The Danish Whole Grain Partnership

Lyse hveder med smør

Light wheat buns

3 hours 30 minutes
Bread
16 pcs
A classic from Great Prayer Day - but they can actually be enjoyed all year round! These are light, airy, and delicious, with just a bit of whole grain, which adds great flavor. This recipe does not meet the whole grain logo requirements.
16

Ingredients 

  • 3 dl cold water
  • 3 dl milk
  • 2 egg
  • 30 g yeast
  • 50 g sugar
  • 1 tsp cardamom
  • 850 g wheat flour
  • 150 g Whole grain logo branded wheat flour (For example, white wheat, spelt, or Öland wheat)
  • 10 g salt
  • 50 g soft butter

Instructions 

  • Water and milk are placed in a pot and gently warmed until it becomes lukewarm.
  • Water and milk are then placed in a bowl, and the yeast is added and dissolved.
  • Next, add the egg, cardamom, and sugar, and mix them together.
  • Now add the flour and salt, and mix the dough well.
  • Once the dough is mixed together, add the soft butter in small pieces, and knead the dough until the butter is well incorporated and the dough is smooth and elastic.
  • The dough should now rise to about double its size.
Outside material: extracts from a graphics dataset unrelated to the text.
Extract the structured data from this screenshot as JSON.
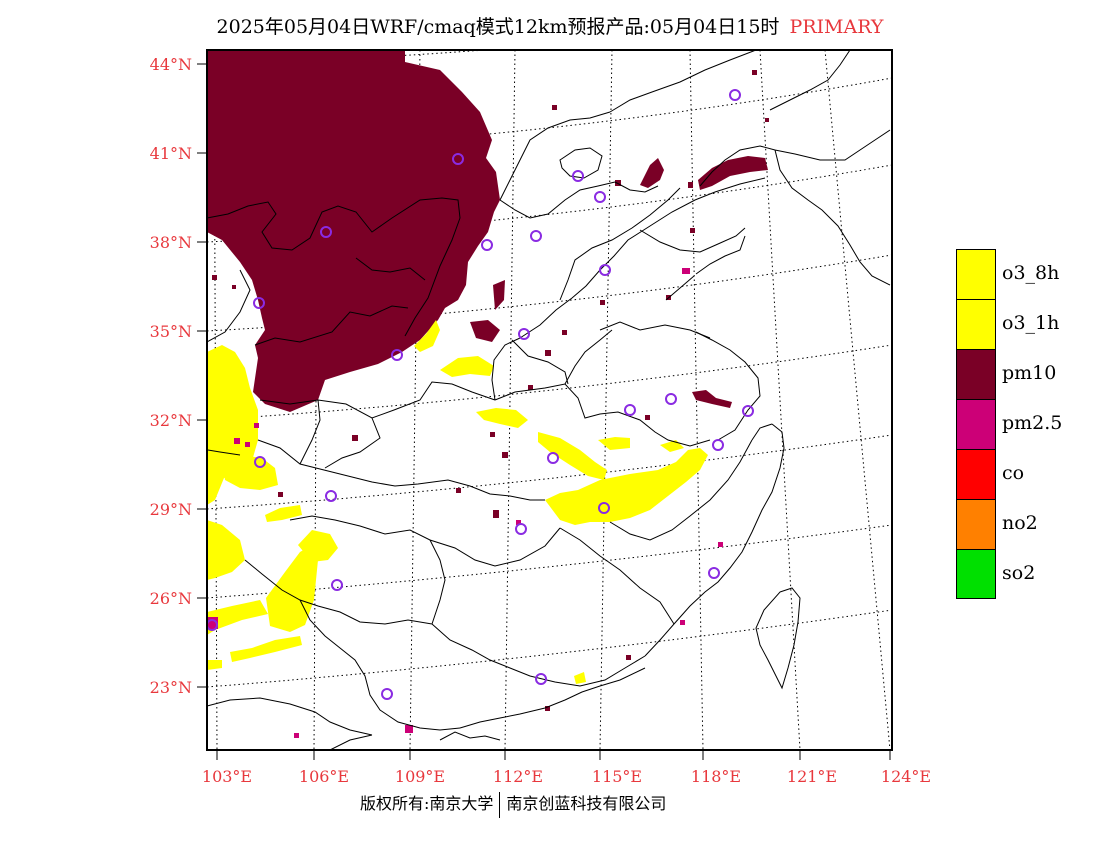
{
  "title": {
    "main": "2025年05月04日WRF/cmaq模式12km预报产品:05月04日15时",
    "tag": "PRIMARY"
  },
  "axes": {
    "lat_labels": [
      "44°N",
      "41°N",
      "38°N",
      "35°N",
      "32°N",
      "29°N",
      "26°N",
      "23°N"
    ],
    "lon_labels": [
      "103°E",
      "106°E",
      "109°E",
      "112°E",
      "115°E",
      "118°E",
      "121°E",
      "124°E"
    ]
  },
  "legend": {
    "items": [
      {
        "label": "o3_8h",
        "color": "#ffff00"
      },
      {
        "label": "o3_1h",
        "color": "#ffff00"
      },
      {
        "label": "pm10",
        "color": "#7a0026"
      },
      {
        "label": "pm2.5",
        "color": "#cc0077"
      },
      {
        "label": "co",
        "color": "#ff0000"
      },
      {
        "label": "no2",
        "color": "#ff8000"
      },
      {
        "label": "so2",
        "color": "#00e000"
      }
    ]
  },
  "colors": {
    "pm10": "#7a0026",
    "o3": "#ffff00",
    "station": "#8a2be2",
    "axis_text": "#e8383d"
  },
  "footer": {
    "left": "版权所有:南京大学",
    "right": "南京创蓝科技有限公司"
  }
}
It takes about 1½-2 hours.
  • When the dough has finished rising, turn it out onto a floured surface, then divide it into 16 pieces.
  • Each bun is shaped and placed on a baking tray with parchment paper with about 3 cm of space in between.
  • Cover the buns and let them rise for about 1 hour.
  • 30 minutes before the buns are done rising, turn on the oven to 220 degrees conventional heat.
  • The buns are baked in the middle of the oven for about 12–14 minutes, or until they sound hollow when you tap the bottom.
  • Cooled on a rack.

Tip

  • If you want a soft crust on your wheat buns, cover them with a tea towel while they cool.